As a meat-based diet spreads to developing countries, farmers who are trying to feed themselves are being driven off their land. Their efficient, plant-based agricultural model is being replaced with intensive livestock rearing, which also pollutes the air and water and renders the once-fertile land dead and barren. If this trend continues, the developing world will never be able to produce enough food to feed itself, and hunger will continue to plague hundreds of millions of people around the globe. Author George Monbiot, writing in the U.K.'s The Guardian, explains that there's only one solution: "It now seems plain that [a vegan diet] is the only ethical response to what is arguably the world's most urgent social justice issue."
Because the Meat Industry Makes a Killing by Exploiting Workers
The money-hungry farmed-animal industry exploits poor people, immigrants, and children. They work for paltry wages and are often unfairly penalized when they try to form unions. The work is filthy and extremely dangerous, injuries are rampant, and dying on the job is a very real possibility.
Killing animals is inherently dangerous work, but the fast pace, filthy killing floors, and lack of training make working at a slaughterhouse "the most dangerous factory job in America," according to Human Rights Watch.
According to figures from the U.S. Department of Labor's Bureau of Labor Statistics, nearly one in three slaughterhouse workers suffers from illness or injury every year, compared to one in 10 workers in other manufacturing jobs. The rate of repetitive stress injury for slaughterhouse employees is 35 times higher than it is for those in other manufacturing jobs.
The industry refuses to create safer working conditions by slowing down the lines or buying appropriate safety gear because these changes could cut into companies' bottom lines. Employees who are injured at work are often fired if they take time off or try to file health insurance or worker's compensation claims. Human Rights Watch cites one slaughterhouse worker who reports, "They love you if you're healthy and you work like a dog, but if you get hurt, you are trash. If you get hurt, watch out. They will look for a way to get rid of you before they report it. They will find a reason to fire you or put you on a worse job like the cold room, or change your shift so you quit. So a lot of people don't report their injuries. They just work with the pain."
Factory farms and slaughterhouses set up shop in the poorest regions of the U.S., where they can use poor and uneducated people to do their dirty work for low wages. The farmed-animal industry often lures immigrants far away from their homes with false promises of good jobs, knowing that these undocumented workers will likely not report unsafe conditions for fear of being deported.
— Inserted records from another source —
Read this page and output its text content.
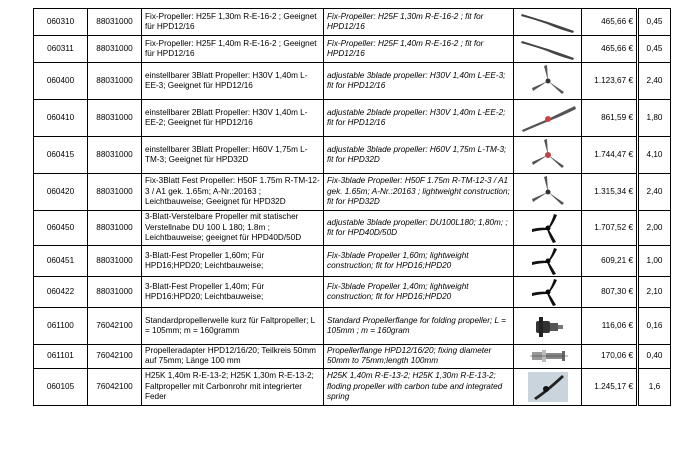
060310	88031000	Fix-Propeller: H25F 1,30m R-E-16-2 ; Geeignet für HPD12/16	Fix-Propeller: H25F 1,30m R-E-16-2 ; fit for HPD12/16		465,66 €	0,45
060311	88031000	Fix-Propeller: H25F 1,40m R-E-16-2 ; Geeignet für HPD12/16	Fix-Propeller: H25F 1,40m R-E-16-2 ; fit for HPD12/16		465,66 €	0,45
060400	88031000	einstellbarer 3Blatt Propeller: H30V 1,40m L-EE-3; Geeignet für HPD12/16	adjustable 3blade propeller: H30V 1,40m L-EE-3; fit for HPD12/16		1.123,67 €	2,40
060410	88031000	einstellbarer 2Blatt Propeller: H30V 1,40m L-EE-2; Geeignet für HPD12/16	adjustable 2blade propeller: H30V 1,40m L-EE-2; fit for HPD12/16		861,59 €	1,80
060415	88031000	einstellbarer 3Blatt Propeller: H60V 1,75m L-TM-3; Geeignet für HPD32D	adjustable 3blade propeller: H60V 1,75m L-TM-3; fit for HPD32D		1.744,47 €	4,10
060420	88031000	Fix-3Blatt Fest Propeller: H50F 1.75m R-TM-12-3 / A1 gek. 1.65m; A-Nr.:20163 ; Leichtbauweise; Geeignet für HPD32D	Fix-3blade Propeller: H50F 1.75m R-TM-12-3 / A1 gek. 1.65m; A-Nr.:20163 ; lightweight construction; fit for HPD32D		1.315,34 €	2,40
060450	88031000	3-Blatt-Verstelbare Propeller mit statischer Verstellnabe DU 100 L 180; 1.8m ; Leichtbauweise; geeignet für HPD40D/50D	adjustable 3blade propeller: DU100L180; 1,80m; ; fit for HPD40D/50D		1.707,52 €	2,00
060451	88031000	3-Blatt-Fest Propeller 1,60m; Für HPD16;HPD20; Leichtbauweise;	Fix-3blade Propeller 1,60m; lightweight construction; fit for HPD16;HPD20		609,21 €	1,00
060422	88031000	3-Blatt-Fest Propeller 1,40m; Für HPD16:HPD20; Leichtbauweise;	Fix-3blade Propeller 1,40m; lightweight construction; fit for HPD16;HPD20		807,30 €	2,10
061100	76042100	Standardpropellerwelle kurz für Faltpropeller; L = 105mm; m = 160gramm	Standard Propellerflange for folding propeller; L = 105mm ; m = 160gram		116,06 €	0,16
061101	76042100	Propelleradapter HPD12/16/20; Teilkreis 50mm auf 75mm; Länge 100 mm	Propellerflange HPD12/16/20; fixing diameter 50mm to 75mm;length 100mm		170,06 €	0,40
060105	76042100	H25K 1,40m R-E-13-2; H25K 1,30m R-E-13-2; Faltpropeller mit Carbonrohr mit integrierter Feder	H25K 1,40m R-E-13-2; H25K 1,30m R-E-13-2; floding propeller with carbon tube and integrated spring		1.245,17 €	1,6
One meat company even bused workers from the Mexican border to a homeless shelter in Minnesota!
The farmed-animal industry has also been condemned for exploiting children. Kids in their early teens have even died while working in animal-processing plants, and Multinational Monitor called Tyson Foods one of the world's "Ten Worst Corporations" because it hires people in the U.S. who are too young to work legally.